What patients need to understand when injected joints? When conducting joint injections, we should explain to the patient understand the purpose injection, results of joint injections and complications during and after the injection, pain response after vaccination. Need to break the injection 24-48 hours, up 24 hours of tape. Especially before the injection should know the complications can occur, such as infection; atrophy of the skin in place; non-infectious complications (bleeding at the injection site, injection site pain, tendon injury, cartilage damage).
Compliance with specified joint injections

Physicians should adhere to the specified joint injections, is not given more than 4 times / 1 year on the same location. Joint injection for conditions such as chronic arthritis (rheumatoid arthritis, ankylosing spondylitis, reactive arthritis, psoriatic arthritis), gout, osteoarthritis progression phase, inflammation around the joints shoulder, sore ribs sticking point, tunnel syndrome, wrist, ankle. These patients were not taking anti-inflammatory drugs such as advanced gastric ulcer or severe hypertension can be applied to joint injections.
Do not inject joints in the case?

Red skin by injecting hot new joint topical. Site infections, inflammation of the tissues, abscesses, systemic infections, oral anticoagulants, PROTHESE in joints, joint injuries, osteoporosis spot, uncertain diabetes, allergy injection.
Benefits of injected joints

The result of injecting drug concentration giving local maximum, effective anti-inflammatory and reduces the maximum amount of anti-inflammatory drugs. Joint injection is effective in the treatment of arthritis due to synovitis release cytokines and proteases, injectable steroids and protease inhibitory cytokine fast pain relief.
Internal joint injections can only treat the symptoms

It is important to remember steroid injections into joints only reduce inflammation and pain. Therefore, new treatment is the original foundation.

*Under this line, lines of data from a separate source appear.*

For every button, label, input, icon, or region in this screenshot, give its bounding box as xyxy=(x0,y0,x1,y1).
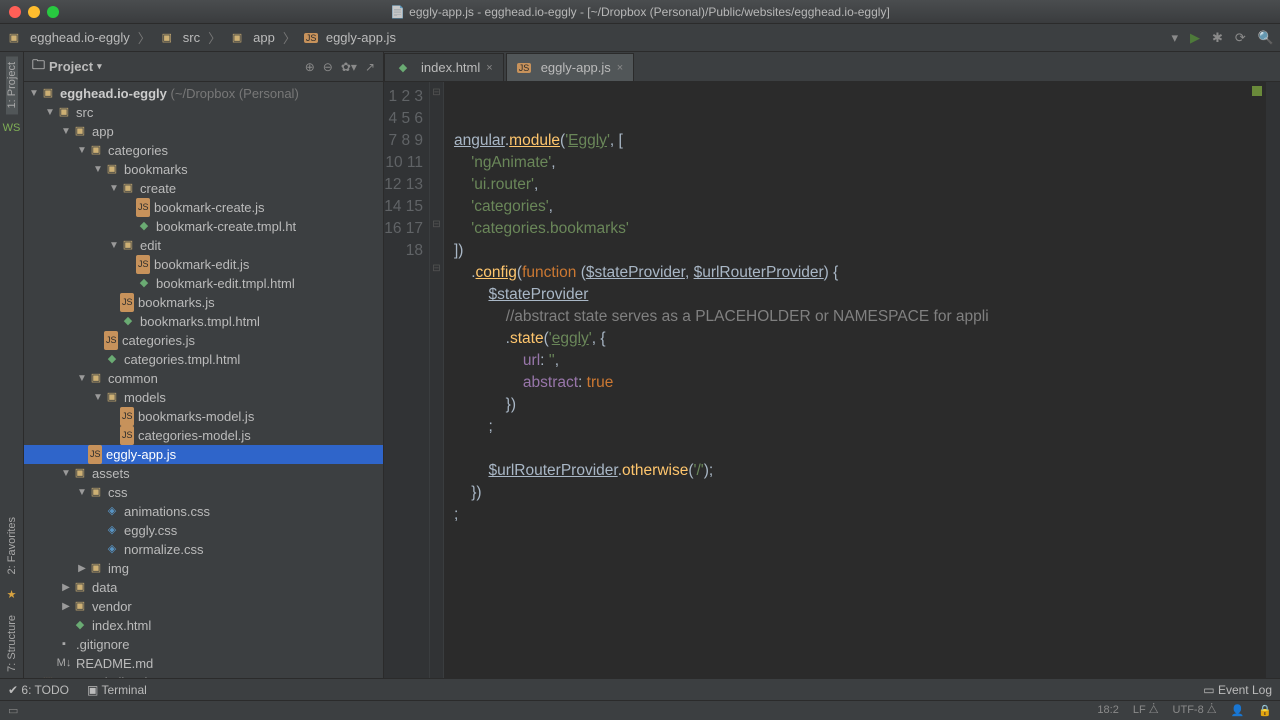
tree-folder[interactable]: ▶▣img xyxy=(24,559,383,578)
cursor-position: 18:2 xyxy=(1097,704,1118,717)
config-dropdown[interactable]: ▾ xyxy=(1171,30,1178,46)
tree-file-selected[interactable]: JSeggly-app.js xyxy=(24,445,383,464)
editor-area: ◆index.html× JSeggly-app.js× 1 2 3 4 5 6… xyxy=(384,52,1280,678)
tree-file[interactable]: JScategories.js xyxy=(24,331,383,350)
tree-folder[interactable]: ▼▣src xyxy=(24,103,383,122)
tab-index-html[interactable]: ◆index.html× xyxy=(384,53,504,81)
tree-folder[interactable]: ▼▣app xyxy=(24,122,383,141)
tree-folder[interactable]: ▶▣data xyxy=(24,578,383,597)
tree-file[interactable]: ▪.gitignore xyxy=(24,635,383,654)
window-titlebar: 📄eggly-app.js - egghead.io-eggly - [~/Dr… xyxy=(0,0,1280,24)
tree-file[interactable]: ◆categories.tmpl.html xyxy=(24,350,383,369)
event-log-tab[interactable]: ▭ Event Log xyxy=(1203,683,1272,697)
left-tool-rail: 1: Project WS 2: Favorites ★ 7: Structur… xyxy=(0,52,24,678)
project-panel-title[interactable]: 🗀 Project ▾ xyxy=(32,56,102,78)
tree-file[interactable]: JSbookmark-create.js xyxy=(24,198,383,217)
tree-folder[interactable]: ▼▣css xyxy=(24,483,383,502)
star-icon: ★ xyxy=(7,588,17,601)
tree-root[interactable]: ▼▣egghead.io-eggly (~/Dropbox (Personal) xyxy=(24,84,383,103)
breadcrumb-item[interactable]: ▣src xyxy=(159,30,200,45)
todo-tab[interactable]: ✔ 6: TODO xyxy=(8,683,69,697)
tree-file[interactable]: ◆bookmarks.tmpl.html xyxy=(24,312,383,331)
rail-favorites-tab[interactable]: 2: Favorites xyxy=(6,511,18,580)
debug-icon[interactable]: ✱ xyxy=(1212,30,1223,46)
search-icon[interactable]: 🔍 xyxy=(1258,30,1274,46)
status-bar: ▭ 18:2 LF ⧊ UTF-8 ⧊ 👤 🔒 xyxy=(0,700,1280,720)
line-separator[interactable]: LF ⧊ xyxy=(1133,704,1159,717)
rail-structure-tab[interactable]: 7: Structure xyxy=(6,609,18,678)
tree-file[interactable]: ◆bookmark-edit.tmpl.html xyxy=(24,274,383,293)
tree-file[interactable]: ◆index.html xyxy=(24,616,383,635)
hide-icon[interactable]: ↗ xyxy=(365,60,375,74)
breadcrumb-item[interactable]: ▣app xyxy=(229,30,275,45)
project-tree[interactable]: ▼▣egghead.io-eggly (~/Dropbox (Personal)… xyxy=(24,82,383,678)
code-editor[interactable]: 1 2 3 4 5 6 7 8 9 10 11 12 13 14 15 16 1… xyxy=(384,82,1280,678)
tree-file[interactable]: JSbookmarks.js xyxy=(24,293,383,312)
editor-tabbar: ◆index.html× JSeggly-app.js× xyxy=(384,52,1280,82)
tree-folder[interactable]: ▼▣assets xyxy=(24,464,383,483)
right-margin xyxy=(1266,82,1280,678)
window-title: 📄eggly-app.js - egghead.io-eggly - [~/Dr… xyxy=(0,5,1280,19)
rail-project-tab[interactable]: 1: Project xyxy=(6,56,18,114)
terminal-tab[interactable]: ▣ Terminal xyxy=(87,683,147,697)
close-icon[interactable]: × xyxy=(617,62,623,74)
file-encoding[interactable]: UTF-8 ⧊ xyxy=(1173,704,1217,717)
tree-folder[interactable]: ▼▣common xyxy=(24,369,383,388)
project-panel: 🗀 Project ▾ ⊕ ⊖ ✿▾ ↗ ▼▣egghead.io-eggly … xyxy=(24,52,384,678)
close-icon[interactable]: × xyxy=(486,62,492,74)
coverage-icon[interactable]: ⟳ xyxy=(1235,30,1246,46)
fold-column[interactable]: ⊟ ⊟⊟ xyxy=(430,82,444,678)
tree-file[interactable]: ◈eggly.css xyxy=(24,521,383,540)
tab-eggly-app-js[interactable]: JSeggly-app.js× xyxy=(506,53,635,81)
bottom-toolbar: ✔ 6: TODO ▣ Terminal ▭ Event Log xyxy=(0,678,1280,700)
code-content[interactable]: angular.module('Eggly', [ 'ngAnimate', '… xyxy=(444,82,1266,678)
tree-folder[interactable]: ▼▣create xyxy=(24,179,383,198)
analysis-marker xyxy=(1252,86,1262,96)
tree-file[interactable]: ◈animations.css xyxy=(24,502,383,521)
tree-file[interactable]: JSbookmark-edit.js xyxy=(24,255,383,274)
tree-folder[interactable]: ▼▣edit xyxy=(24,236,383,255)
tree-file[interactable]: JScategories-model.js xyxy=(24,426,383,445)
inspector-icon[interactable]: 👤 xyxy=(1231,704,1245,717)
tree-folder[interactable]: ▼▣models xyxy=(24,388,383,407)
webstorm-icon: WS xyxy=(3,122,21,134)
lock-icon[interactable]: 🔒 xyxy=(1258,704,1272,717)
tree-file[interactable]: JSbookmarks-model.js xyxy=(24,407,383,426)
breadcrumb-item[interactable]: ▣egghead.io-eggly xyxy=(6,30,130,45)
collapse-icon[interactable]: ⊕ xyxy=(305,60,315,74)
run-icon[interactable]: ▶ xyxy=(1190,30,1200,46)
gear-icon[interactable]: ✿▾ xyxy=(341,60,357,74)
tree-external-libs[interactable]: ▶⬚External Libraries xyxy=(24,673,383,678)
breadcrumb-item[interactable]: JSeggly-app.js xyxy=(304,30,396,45)
tree-folder[interactable]: ▼▣categories xyxy=(24,141,383,160)
tree-folder[interactable]: ▶▣vendor xyxy=(24,597,383,616)
tree-file[interactable]: ◆bookmark-create.tmpl.ht xyxy=(24,217,383,236)
status-hint-icon: ▭ xyxy=(8,704,18,717)
tree-file[interactable]: M↓README.md xyxy=(24,654,383,673)
breadcrumb: ▣egghead.io-eggly〉 ▣src〉 ▣app〉 JSeggly-a… xyxy=(0,24,1280,52)
tree-file[interactable]: ◈normalize.css xyxy=(24,540,383,559)
scroll-icon[interactable]: ⊖ xyxy=(323,60,333,74)
tree-folder[interactable]: ▼▣bookmarks xyxy=(24,160,383,179)
line-gutter: 1 2 3 4 5 6 7 8 9 10 11 12 13 14 15 16 1… xyxy=(384,82,430,678)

Facing abuse injection of anti-inflammatory drugs and corticosteroids are widely specified injection, injection technique is incorrect and does not comply with the principle of joint injection, causing serious consequences, such as joint infections. Affect the health and functioning joints, affecting economic and social family. The consequences of infection by injecting joints joints is also a bell to wake the patient and the physician should comply strictly with the specified joint injections.

Every physician and patient should consider "what is and what is not of injected joints". As a physician joints, we are very careful when patients ask physicians for joint injections for patients to know that too believe in the value of joint injections.